An Evening at Teatro Amazonas

It's not what you expect to find in the middle of the rainforest but it's there. When you walk into the great hall, it feels like you are stepping out of the Amazon and back in time. Built in 1896 during Manaus' rubber boom, the opera house is an opulent reminder of past glory days. Over the years Teatro Amazonas had fallen into disuse and disrepair. But in 2001 plans were underway to restore and reopen. Ever since, it has been hosting concerts, operas, plays and more. On the night we attended, there was a free modern dance performance but it was the building that stole the show.

Sunday, August 9, 2009

The Mighty Jungle

We headed out to the Amazon in search of beauty, wildlife, and adventure. On the first night as we swam in the river turned orange by the setting sun, we knew we had found all three. And there was more to come...

Wednesday, August 5, 2009

Un Pequeño Paraíso

Normally, you take a ferry to Playa Blanca from Cartagena's harbor. It's very straight forward; you get on the ferry, you get off at the beach. But they don't run on Sunday. On Sundays you have to take a bus to Pasacaballos, then a ferry across the Rio Magdelena, then a taxi across Isla Baru.

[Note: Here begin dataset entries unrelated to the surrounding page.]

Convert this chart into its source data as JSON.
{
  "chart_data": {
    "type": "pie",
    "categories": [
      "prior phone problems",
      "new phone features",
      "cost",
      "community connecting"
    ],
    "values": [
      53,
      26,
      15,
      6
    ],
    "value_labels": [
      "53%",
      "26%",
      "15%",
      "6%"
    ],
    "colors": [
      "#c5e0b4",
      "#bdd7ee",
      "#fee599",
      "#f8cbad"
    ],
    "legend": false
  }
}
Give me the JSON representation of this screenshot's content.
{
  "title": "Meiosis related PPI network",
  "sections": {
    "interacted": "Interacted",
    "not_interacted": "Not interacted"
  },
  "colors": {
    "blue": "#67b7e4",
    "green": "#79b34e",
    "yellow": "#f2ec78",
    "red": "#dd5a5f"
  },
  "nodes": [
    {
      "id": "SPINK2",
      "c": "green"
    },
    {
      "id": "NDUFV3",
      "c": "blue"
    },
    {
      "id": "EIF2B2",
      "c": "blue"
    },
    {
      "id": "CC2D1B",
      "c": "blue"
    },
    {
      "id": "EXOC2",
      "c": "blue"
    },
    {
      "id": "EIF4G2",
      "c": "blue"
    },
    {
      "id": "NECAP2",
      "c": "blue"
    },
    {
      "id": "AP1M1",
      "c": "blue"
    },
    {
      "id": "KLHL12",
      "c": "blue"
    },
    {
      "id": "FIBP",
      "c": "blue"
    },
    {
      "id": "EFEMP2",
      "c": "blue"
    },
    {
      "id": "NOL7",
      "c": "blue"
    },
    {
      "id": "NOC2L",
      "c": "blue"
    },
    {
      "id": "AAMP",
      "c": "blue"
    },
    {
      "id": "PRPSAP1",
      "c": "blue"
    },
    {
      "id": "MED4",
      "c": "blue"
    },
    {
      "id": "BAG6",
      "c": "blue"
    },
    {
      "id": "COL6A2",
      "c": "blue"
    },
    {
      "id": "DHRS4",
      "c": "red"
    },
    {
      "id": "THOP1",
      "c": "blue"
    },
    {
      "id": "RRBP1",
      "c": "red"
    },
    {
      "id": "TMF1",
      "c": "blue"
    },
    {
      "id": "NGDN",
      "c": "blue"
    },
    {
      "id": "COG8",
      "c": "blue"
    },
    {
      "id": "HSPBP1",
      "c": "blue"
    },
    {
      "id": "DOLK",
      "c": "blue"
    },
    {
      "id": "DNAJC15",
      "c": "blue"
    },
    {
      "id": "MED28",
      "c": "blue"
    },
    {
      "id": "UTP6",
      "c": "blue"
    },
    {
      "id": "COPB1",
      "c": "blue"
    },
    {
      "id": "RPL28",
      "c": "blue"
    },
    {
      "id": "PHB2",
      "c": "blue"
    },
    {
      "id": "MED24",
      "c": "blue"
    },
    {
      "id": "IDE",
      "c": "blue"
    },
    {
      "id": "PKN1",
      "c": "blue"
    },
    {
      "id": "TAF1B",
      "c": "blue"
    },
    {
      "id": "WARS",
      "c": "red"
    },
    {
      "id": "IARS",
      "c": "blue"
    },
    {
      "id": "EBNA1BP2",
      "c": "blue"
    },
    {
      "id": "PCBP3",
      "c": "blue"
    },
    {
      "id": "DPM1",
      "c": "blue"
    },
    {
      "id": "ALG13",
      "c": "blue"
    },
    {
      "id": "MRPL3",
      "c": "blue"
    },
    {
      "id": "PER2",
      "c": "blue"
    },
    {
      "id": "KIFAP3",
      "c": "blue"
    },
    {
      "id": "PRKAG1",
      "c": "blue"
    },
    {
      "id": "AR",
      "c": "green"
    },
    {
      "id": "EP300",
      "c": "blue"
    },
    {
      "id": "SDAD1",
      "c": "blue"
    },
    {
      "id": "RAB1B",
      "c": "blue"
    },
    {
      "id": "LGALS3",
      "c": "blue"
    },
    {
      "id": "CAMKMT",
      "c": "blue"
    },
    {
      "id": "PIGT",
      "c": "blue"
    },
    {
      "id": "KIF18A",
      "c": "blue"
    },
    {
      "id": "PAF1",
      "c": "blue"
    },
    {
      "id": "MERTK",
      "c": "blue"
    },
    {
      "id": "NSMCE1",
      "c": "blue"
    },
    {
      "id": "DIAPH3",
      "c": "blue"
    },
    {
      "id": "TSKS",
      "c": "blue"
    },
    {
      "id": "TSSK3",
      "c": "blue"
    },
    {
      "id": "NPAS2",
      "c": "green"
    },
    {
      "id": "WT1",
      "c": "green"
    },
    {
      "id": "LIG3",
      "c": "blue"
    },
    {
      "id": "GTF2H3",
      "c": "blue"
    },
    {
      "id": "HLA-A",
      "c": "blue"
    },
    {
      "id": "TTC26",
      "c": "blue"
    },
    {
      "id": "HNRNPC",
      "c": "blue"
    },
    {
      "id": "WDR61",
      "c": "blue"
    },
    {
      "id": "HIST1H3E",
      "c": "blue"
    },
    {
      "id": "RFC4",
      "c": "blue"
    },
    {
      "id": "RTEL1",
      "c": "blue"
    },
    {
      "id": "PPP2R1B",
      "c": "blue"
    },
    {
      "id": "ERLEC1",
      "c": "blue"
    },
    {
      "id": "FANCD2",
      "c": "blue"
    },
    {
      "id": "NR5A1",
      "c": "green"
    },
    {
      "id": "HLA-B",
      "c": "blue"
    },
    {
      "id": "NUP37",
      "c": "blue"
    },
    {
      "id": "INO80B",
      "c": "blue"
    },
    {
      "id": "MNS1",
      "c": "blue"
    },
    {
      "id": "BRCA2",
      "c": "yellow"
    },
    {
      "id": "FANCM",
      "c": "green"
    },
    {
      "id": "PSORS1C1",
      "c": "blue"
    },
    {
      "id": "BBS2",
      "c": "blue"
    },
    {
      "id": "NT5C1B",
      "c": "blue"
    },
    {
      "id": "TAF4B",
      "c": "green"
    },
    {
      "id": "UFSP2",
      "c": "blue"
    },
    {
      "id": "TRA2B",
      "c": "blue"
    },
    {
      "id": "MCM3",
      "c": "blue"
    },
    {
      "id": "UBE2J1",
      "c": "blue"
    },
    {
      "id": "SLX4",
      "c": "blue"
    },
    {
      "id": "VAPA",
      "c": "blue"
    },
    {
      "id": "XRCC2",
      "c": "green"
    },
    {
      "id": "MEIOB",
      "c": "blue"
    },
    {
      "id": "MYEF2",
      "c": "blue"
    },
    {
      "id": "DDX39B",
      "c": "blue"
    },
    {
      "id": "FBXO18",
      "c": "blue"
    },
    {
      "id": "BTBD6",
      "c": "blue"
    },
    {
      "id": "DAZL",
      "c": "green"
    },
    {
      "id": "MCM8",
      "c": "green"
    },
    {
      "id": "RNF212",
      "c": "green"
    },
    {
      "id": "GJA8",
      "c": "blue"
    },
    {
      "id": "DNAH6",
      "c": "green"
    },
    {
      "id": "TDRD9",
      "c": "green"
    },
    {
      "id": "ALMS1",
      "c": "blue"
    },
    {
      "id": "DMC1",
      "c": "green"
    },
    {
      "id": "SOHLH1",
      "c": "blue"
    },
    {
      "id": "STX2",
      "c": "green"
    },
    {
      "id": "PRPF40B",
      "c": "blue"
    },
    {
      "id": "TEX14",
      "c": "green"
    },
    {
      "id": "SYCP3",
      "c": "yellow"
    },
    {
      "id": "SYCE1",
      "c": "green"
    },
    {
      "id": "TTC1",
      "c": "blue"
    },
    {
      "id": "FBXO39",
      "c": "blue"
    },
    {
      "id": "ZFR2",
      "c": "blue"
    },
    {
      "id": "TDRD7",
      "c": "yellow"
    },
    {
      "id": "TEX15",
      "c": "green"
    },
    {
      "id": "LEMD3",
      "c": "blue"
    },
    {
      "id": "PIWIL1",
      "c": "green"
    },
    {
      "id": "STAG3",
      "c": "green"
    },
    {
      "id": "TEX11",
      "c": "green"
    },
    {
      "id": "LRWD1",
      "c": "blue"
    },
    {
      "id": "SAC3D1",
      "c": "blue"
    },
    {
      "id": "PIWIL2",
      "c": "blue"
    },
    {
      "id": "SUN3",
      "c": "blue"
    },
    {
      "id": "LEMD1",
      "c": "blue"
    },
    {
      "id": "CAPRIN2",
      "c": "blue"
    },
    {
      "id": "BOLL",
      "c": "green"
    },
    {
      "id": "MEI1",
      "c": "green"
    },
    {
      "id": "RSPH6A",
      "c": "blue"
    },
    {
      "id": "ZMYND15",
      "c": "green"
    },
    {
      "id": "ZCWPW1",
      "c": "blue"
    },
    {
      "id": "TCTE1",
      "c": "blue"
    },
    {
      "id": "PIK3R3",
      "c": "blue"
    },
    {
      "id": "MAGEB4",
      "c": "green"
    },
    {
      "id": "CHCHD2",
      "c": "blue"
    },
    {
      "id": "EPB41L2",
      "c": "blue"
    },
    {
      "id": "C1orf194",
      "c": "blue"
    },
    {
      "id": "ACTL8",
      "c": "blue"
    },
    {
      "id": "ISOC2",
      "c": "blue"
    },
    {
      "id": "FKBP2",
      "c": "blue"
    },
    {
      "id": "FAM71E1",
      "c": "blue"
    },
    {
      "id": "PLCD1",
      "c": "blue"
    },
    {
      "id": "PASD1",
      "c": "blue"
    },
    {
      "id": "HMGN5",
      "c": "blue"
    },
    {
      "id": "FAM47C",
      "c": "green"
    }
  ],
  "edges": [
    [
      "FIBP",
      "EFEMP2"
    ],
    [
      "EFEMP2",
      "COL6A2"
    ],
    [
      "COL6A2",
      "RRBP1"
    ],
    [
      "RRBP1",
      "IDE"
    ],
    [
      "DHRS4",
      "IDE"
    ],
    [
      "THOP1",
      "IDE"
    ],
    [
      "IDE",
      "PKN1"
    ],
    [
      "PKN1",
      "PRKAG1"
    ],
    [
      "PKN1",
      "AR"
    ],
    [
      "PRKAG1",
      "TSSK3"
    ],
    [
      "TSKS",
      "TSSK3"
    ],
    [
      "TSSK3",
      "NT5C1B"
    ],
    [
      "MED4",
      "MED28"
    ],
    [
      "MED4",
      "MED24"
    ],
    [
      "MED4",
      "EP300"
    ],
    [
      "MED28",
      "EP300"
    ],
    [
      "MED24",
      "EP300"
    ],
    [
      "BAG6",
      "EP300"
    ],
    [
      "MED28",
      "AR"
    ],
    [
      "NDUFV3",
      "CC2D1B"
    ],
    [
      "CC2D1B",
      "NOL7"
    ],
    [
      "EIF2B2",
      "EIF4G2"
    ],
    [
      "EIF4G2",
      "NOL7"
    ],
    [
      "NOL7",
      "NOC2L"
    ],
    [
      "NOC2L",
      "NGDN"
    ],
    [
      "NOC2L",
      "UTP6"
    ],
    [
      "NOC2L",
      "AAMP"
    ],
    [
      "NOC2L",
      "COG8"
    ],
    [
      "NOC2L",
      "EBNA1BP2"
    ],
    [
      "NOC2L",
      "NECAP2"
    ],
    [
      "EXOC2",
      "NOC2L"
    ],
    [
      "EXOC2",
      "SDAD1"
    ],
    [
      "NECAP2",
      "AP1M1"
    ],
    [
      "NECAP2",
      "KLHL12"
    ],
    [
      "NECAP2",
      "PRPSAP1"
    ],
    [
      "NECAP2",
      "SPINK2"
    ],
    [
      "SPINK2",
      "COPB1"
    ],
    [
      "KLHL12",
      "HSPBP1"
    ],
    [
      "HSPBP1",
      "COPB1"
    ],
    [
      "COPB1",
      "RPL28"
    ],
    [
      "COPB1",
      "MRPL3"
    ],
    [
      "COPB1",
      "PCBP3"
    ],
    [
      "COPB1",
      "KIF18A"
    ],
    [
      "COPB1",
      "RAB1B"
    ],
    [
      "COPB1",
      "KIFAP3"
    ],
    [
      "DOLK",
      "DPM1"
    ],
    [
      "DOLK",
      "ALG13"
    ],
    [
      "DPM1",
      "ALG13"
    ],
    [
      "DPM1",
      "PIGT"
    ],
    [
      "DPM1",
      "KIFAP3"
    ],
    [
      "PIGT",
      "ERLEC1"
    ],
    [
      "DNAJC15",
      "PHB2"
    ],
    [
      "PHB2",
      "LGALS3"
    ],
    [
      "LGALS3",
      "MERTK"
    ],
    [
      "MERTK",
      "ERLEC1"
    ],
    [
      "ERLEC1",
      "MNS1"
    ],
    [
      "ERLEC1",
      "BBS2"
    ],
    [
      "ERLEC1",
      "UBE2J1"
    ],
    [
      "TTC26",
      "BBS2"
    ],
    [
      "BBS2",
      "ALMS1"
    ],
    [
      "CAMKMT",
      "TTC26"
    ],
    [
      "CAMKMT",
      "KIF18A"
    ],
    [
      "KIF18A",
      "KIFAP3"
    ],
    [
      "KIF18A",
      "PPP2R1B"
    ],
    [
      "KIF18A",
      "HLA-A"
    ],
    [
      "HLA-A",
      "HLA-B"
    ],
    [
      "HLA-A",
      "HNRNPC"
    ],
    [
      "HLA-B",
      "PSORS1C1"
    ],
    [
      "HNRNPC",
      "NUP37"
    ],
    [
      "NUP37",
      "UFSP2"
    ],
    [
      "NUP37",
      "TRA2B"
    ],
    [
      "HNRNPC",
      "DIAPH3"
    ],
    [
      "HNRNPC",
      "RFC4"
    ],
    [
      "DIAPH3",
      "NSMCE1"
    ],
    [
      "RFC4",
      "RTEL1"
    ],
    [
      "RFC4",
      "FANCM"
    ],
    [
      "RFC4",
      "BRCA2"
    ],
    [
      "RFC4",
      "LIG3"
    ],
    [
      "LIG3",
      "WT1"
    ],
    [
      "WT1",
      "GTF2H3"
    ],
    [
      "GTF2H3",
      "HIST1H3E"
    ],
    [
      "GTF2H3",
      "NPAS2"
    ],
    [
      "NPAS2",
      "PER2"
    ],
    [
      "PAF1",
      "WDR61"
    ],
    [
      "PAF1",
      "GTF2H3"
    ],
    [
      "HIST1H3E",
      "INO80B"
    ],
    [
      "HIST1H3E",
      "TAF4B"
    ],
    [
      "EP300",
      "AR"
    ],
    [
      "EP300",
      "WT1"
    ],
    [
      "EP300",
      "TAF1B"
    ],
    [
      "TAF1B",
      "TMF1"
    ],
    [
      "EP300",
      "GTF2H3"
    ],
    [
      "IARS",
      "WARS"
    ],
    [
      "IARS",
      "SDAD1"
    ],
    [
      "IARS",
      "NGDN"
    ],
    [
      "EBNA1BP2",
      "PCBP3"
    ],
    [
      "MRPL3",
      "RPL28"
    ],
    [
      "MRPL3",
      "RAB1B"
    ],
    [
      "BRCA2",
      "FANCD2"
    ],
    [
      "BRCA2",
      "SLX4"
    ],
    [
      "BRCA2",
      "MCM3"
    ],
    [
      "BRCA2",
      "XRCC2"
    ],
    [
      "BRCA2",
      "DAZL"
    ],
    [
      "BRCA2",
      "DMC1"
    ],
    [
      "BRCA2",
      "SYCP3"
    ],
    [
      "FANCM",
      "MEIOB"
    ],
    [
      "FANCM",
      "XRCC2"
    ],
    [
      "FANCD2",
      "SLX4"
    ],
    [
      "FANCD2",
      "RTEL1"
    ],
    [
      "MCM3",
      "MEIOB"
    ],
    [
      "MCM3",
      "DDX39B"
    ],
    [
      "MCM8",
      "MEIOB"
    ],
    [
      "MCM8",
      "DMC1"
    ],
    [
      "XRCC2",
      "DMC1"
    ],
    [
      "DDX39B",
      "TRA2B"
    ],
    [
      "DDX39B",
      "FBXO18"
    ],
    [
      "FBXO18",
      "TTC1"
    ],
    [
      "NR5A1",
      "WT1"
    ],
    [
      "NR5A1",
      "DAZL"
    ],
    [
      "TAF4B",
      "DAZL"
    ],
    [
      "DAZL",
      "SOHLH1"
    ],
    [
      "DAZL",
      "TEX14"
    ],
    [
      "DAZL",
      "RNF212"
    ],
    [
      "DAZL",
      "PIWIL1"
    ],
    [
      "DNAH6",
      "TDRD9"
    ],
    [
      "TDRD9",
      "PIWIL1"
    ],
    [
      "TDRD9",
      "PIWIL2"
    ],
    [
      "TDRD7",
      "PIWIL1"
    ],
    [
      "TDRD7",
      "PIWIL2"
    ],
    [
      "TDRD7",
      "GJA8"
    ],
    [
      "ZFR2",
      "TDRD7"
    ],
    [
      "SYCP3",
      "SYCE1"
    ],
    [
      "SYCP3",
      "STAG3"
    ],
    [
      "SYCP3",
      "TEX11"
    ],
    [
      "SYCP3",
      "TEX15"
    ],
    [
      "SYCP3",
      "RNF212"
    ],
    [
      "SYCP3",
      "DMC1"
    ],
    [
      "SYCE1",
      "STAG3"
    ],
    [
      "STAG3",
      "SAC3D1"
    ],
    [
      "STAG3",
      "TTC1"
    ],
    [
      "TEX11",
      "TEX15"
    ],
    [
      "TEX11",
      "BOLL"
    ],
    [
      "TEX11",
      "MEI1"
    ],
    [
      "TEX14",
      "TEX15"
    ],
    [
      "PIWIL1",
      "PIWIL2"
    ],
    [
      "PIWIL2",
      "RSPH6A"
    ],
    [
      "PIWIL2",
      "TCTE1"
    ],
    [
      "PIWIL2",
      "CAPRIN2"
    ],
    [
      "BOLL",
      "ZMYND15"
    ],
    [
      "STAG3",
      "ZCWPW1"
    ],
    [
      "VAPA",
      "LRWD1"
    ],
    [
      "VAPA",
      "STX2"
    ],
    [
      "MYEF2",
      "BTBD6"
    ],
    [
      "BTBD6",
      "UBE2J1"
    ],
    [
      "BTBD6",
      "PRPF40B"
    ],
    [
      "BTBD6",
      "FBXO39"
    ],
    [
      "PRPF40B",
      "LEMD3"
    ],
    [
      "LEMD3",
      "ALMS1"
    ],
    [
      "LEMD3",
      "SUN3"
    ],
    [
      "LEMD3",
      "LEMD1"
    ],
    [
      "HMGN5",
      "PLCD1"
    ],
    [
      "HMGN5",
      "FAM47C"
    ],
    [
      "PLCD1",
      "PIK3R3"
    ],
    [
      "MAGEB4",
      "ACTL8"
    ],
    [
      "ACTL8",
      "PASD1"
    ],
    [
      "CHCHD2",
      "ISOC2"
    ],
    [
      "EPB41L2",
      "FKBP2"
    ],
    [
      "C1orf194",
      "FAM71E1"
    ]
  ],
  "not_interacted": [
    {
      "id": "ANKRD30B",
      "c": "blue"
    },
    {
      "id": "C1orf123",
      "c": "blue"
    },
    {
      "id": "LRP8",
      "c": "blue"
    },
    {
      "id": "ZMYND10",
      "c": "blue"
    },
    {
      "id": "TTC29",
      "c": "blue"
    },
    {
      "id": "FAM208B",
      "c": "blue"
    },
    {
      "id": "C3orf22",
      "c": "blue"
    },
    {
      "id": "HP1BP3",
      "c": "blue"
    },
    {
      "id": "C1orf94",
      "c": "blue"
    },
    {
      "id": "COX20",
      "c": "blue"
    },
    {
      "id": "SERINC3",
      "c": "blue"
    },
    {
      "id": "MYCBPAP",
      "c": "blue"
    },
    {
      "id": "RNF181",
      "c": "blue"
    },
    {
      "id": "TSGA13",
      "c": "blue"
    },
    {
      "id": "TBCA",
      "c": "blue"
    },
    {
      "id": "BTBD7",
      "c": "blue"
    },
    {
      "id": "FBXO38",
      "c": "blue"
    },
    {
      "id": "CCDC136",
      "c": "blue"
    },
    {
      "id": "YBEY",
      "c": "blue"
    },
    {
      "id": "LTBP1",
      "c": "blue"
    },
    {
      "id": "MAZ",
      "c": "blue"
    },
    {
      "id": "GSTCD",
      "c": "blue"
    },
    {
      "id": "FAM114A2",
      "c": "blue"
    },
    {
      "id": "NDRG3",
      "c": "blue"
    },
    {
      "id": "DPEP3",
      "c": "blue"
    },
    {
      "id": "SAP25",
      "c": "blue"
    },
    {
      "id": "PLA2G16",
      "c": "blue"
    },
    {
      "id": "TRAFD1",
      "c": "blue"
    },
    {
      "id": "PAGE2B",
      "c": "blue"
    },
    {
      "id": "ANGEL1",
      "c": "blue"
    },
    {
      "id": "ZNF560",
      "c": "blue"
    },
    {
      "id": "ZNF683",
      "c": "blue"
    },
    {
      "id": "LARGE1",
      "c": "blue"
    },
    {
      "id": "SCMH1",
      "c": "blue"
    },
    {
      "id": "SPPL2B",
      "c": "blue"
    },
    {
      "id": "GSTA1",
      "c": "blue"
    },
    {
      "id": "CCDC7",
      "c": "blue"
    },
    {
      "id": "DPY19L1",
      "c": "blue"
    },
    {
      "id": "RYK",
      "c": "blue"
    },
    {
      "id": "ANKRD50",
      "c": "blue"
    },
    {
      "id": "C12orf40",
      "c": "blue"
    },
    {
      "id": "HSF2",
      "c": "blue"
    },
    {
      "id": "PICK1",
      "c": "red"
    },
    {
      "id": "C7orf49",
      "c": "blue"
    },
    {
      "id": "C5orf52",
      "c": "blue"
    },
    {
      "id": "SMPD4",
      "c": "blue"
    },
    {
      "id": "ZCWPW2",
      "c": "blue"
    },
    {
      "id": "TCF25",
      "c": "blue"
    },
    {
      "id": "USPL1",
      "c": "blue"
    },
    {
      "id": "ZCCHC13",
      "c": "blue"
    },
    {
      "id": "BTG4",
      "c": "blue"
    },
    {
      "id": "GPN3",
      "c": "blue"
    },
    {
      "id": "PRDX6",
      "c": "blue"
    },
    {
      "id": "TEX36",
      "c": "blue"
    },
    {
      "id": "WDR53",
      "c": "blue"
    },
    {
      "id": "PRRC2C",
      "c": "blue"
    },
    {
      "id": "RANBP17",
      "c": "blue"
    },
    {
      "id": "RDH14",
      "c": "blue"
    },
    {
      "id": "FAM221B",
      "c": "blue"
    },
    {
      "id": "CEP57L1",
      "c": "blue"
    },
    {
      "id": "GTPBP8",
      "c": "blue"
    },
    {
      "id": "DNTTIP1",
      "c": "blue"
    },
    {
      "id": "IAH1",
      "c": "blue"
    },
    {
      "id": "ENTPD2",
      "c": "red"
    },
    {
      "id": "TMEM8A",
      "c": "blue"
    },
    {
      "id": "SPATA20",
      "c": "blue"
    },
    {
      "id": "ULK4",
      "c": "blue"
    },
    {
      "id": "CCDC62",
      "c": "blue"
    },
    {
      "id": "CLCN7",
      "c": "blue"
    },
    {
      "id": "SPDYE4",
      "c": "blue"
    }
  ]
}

As we're walking down the street looking for the bus stop, Temple sees a red bus with Pasacaballos on the windshield and waves it down. It's a 1960's era bus and we're the only ones on it. As we weave through the outskirts of town we get a tour of market day here: everything's for sale and everyone's in the street. We stop in the middle of the madness. The bus fills with passengers and vendors, selling lemonade and snacks. I share my seat with two little kids. As we pull away a guitar player jumps on board and serenades the bus with popular tunes. Everyone sings along.

After riding for a while we arrive in a small town where a sign reads Ferry Turistico. We hop off the bus and are greeted by a man with a sign reading Playa Blanca. He leads us to the river and points to a large wooden canoe. "Dos mil pesos" to cross he says. One dollar. A shirtless old man with a long pole pushes us slowly to the other side where a fleet of motorcycles are waiting. Turns out the taxis we need to take are mototaxis. Before I get out of the boat Temple is already sitting on the back of one with her huge backpack on. I jump on another. I think my driver is jealous of his friend's luck. The ride is long, dusty, and bumpy, but we can't help laughing as we speed along side by side across Isla Baru.

When the road ends, our drivers point down the hill. We walk down and see Playa Blanca. It is worth the trip. We walk along the beach to find D&E Hammocks, a simple structure with hanging hammocks covered in mosquito nets. We claim two hammocks and the palm leafed cabana closest to the water. We basically have the place to ourselves. We spend the next few days reading, swimming, snorkeling, eating fresh fish, and enjoying sunsets.

Walls of Cartagena

When the Spanish ruled the Caribbean, Cartagena de Indias was the jewel of the empire. All the silver from Peru and gold from Mexico came through the port on its way to Spain. With all these riches it was a pirates dream, but also feared because it was known as one of the most impenetrable fortresses, defended by huge fleets. Very few buccaneers dared challenge its walls and firepower. But famously, Sir Francis Drake with backing from the Queen of England, sacked the city in 1586, holding it for a month before receiving a ransom of 200 million dollars. Today, the pirates and treasures are gone but you can see why someone would fight over it.

The people, the buildings, and the wall around city are reminders of Cartagena's long past. The wall which once kept people out is now where locals come to watch the sunset, fly a kite, play futbol, or just to be with friends.